Business Structuring

Choosing the Right Business Structure

When starting a business there are so many decisions to make in a short period of time, one of the most important being the legal business structure you will use to run your business. We can assist in this early decision-making process by ensuring all crucial elements of your business are properly considered

The different types of commonly used business structures are:

Sole Trader

The Sole Trader structure arises where an individual operates a business under an Australian Business Number (or more commonly known, ABN). It is considered simple and inexpensive and, suitable for very small businesses. As the sole owner, you have total control and management of the business, with one significant downside being that you are personally liable for all the debts and liabilities of the business.


A company is an entity that is separate from its owners and directors (e.g. it can sue and be sued in its own name). On formation, shares in the company are issued to the owners and, directors are appointed to manage the business. Criticisms of company structures include; higher administration and set up costs, complex reporting and increased regulations. Whilst the debts of the company cannot be enforced against business owners, certain liabilities if remain unpaid or upheld, may be enforced against directors personally.


The partnership structure is used where two or more people come together to form a business with a common purpose to make a profit and is generally an inexpensive, simple to form and easier to dissolve business structure. Each partner is jointly liable for the debts and liabilities of the partnership and bound by the conduct of other partners.

Upon formation, it is crucial to appoint a lawyer to put together a partnership agreement which sets out the terms and management of the business.


A trust is a legal structure which is created where a person (trustee) holds property, incurs liabilities and earns and distributes income for the good of one or more beneficiaries. Trusts can provide business owners with significant tax minimisation benefits and can be used in conjunction with companies to achieve the benefits of both asset protection and income splitting.

On the downside, once established, trusts are quite rigid to operate and changes to trust deed terms should only be made after careful consideration to avoid triggering tax consequences.
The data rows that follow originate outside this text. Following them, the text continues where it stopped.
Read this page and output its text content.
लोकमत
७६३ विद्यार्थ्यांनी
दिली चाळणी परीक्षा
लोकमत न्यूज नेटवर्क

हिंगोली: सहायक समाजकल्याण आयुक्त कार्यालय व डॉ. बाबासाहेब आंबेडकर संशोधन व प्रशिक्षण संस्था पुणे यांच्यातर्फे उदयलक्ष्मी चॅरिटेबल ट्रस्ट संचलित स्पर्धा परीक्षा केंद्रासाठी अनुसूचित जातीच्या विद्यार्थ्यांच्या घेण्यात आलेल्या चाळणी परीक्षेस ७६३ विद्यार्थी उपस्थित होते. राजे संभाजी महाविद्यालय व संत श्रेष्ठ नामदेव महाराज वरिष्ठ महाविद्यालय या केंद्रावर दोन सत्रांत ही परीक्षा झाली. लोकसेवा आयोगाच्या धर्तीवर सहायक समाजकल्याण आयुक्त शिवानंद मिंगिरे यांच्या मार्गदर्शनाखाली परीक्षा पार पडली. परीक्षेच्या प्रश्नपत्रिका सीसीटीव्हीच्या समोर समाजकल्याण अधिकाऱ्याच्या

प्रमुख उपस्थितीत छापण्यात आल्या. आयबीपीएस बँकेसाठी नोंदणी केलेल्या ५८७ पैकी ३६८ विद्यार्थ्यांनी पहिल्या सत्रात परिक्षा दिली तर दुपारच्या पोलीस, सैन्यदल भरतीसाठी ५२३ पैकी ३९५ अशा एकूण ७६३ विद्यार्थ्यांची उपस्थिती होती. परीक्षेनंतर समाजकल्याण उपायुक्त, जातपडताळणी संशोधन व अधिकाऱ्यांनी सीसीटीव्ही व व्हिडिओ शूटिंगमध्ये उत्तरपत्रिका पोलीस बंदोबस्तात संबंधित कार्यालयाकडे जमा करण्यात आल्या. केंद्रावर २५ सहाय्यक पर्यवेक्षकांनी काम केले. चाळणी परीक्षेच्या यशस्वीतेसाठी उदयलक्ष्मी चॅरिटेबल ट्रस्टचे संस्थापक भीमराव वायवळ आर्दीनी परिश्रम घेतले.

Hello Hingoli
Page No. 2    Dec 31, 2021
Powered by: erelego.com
Ongoing administration and setup costs can also prove expensive.

Shareholders Agreement

A Shareholders Agreement is a legal document that sets out the rights and obligations of company shareholders with the primary aim of protecting the interest of the company. They are formulated to address issues that may arise throughout the business’ life by deciding in advance how such issues should be dealt with.
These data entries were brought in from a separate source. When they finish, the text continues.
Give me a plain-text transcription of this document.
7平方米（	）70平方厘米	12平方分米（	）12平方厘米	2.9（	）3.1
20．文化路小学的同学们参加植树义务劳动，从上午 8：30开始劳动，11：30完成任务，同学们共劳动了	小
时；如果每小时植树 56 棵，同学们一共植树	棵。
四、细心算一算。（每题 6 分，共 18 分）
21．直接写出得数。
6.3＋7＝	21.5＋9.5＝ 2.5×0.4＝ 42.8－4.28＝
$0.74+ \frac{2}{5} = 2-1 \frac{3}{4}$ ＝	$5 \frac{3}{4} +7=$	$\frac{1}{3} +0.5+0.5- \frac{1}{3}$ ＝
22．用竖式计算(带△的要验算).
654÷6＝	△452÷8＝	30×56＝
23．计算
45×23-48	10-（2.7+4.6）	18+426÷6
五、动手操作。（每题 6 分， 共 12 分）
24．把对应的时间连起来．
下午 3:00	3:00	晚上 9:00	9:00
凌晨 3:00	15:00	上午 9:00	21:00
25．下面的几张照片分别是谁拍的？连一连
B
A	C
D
Each shareholders agreement will vary depending on the circumstances and shareholders of that business. Our lawyers can assist with drafting, negotiating or reviewing shareholders agreements and advise on:

  • Roles and responsibilities of shareholders
  • Exit strategies
  • The price of any share sale/purchase
  • Restrictions on outgoing shareholders competing against the company
  • The ability for founding shareholders to veto certain fundamental company decisions, or alternatively the percentage of shareholders’ approval required to do
  • Payment of company earnings to shareholders; and
  • Shareholders indemnity for directors

Starting a business requires a large investment of time, effort and money so setting up a shareholders agreement goes a long way in protecting that investment and is also a great way of managing the expectations of your shareholders at the very beginning of a business relationship.

In addition to shareholders agreements, our team can assist with:

  • drafting
    • share subscription agreements
    • share vesting agreements
    • buy/sell agreements
    • employee share schemes
  • advising on business structuring
  • assisting in resolving shareholder disputes.

Company Formation

Registering your company with the Australian Securities and Investments Commission (ASIC) is an important step to legitimising your business. Our business advisors are on hand to assist with:

  • Company registration and acquisition of an ACN (Australian Company Number) 
  • Applications for company name reservation 
  • Company name and domain name registration 
  • Australia Business Number (ABN) applications 
  • GST and PAYG withholdings registration 
  • In-depth research into existing company names, trademarks and domains 
  • Determining the correct business structure 

Additionally, our commercial contract lawyers are available to prepare shareholders’ agreements, employment and contractor agreements, and other key company contracts, constitutions and agreements.

Business terms & conditions

A professional compilation of business terms and conditions are essential to protect you and your business in the unfortunate case of a dispute. Your terms and conditions are dependent on the type of business you operate and can include:

  • Sales terms and conditions for e-commerce and online businesses 
  • Client agreement or service terms and conditions for service-oriented businesses 
  • Marketplace terms and conditions for marketplaces seeking to establish the terms of their relationship with both suppliers and consumers 

No matter your industry or sector, we have the right business lawyer in Sydney to assist in drafting and polishing your business terms and conditions to ensure that they meet your specific needs and remain compliant under Australian Consumer Law.

Discretionary trusts

Discretionary Trusts are asset ownership arrangements that help protect personal assets from company debts or liabilities. If you are a company director, we can help you determine if a discretionary trust is the best way to safeguard your personal assets.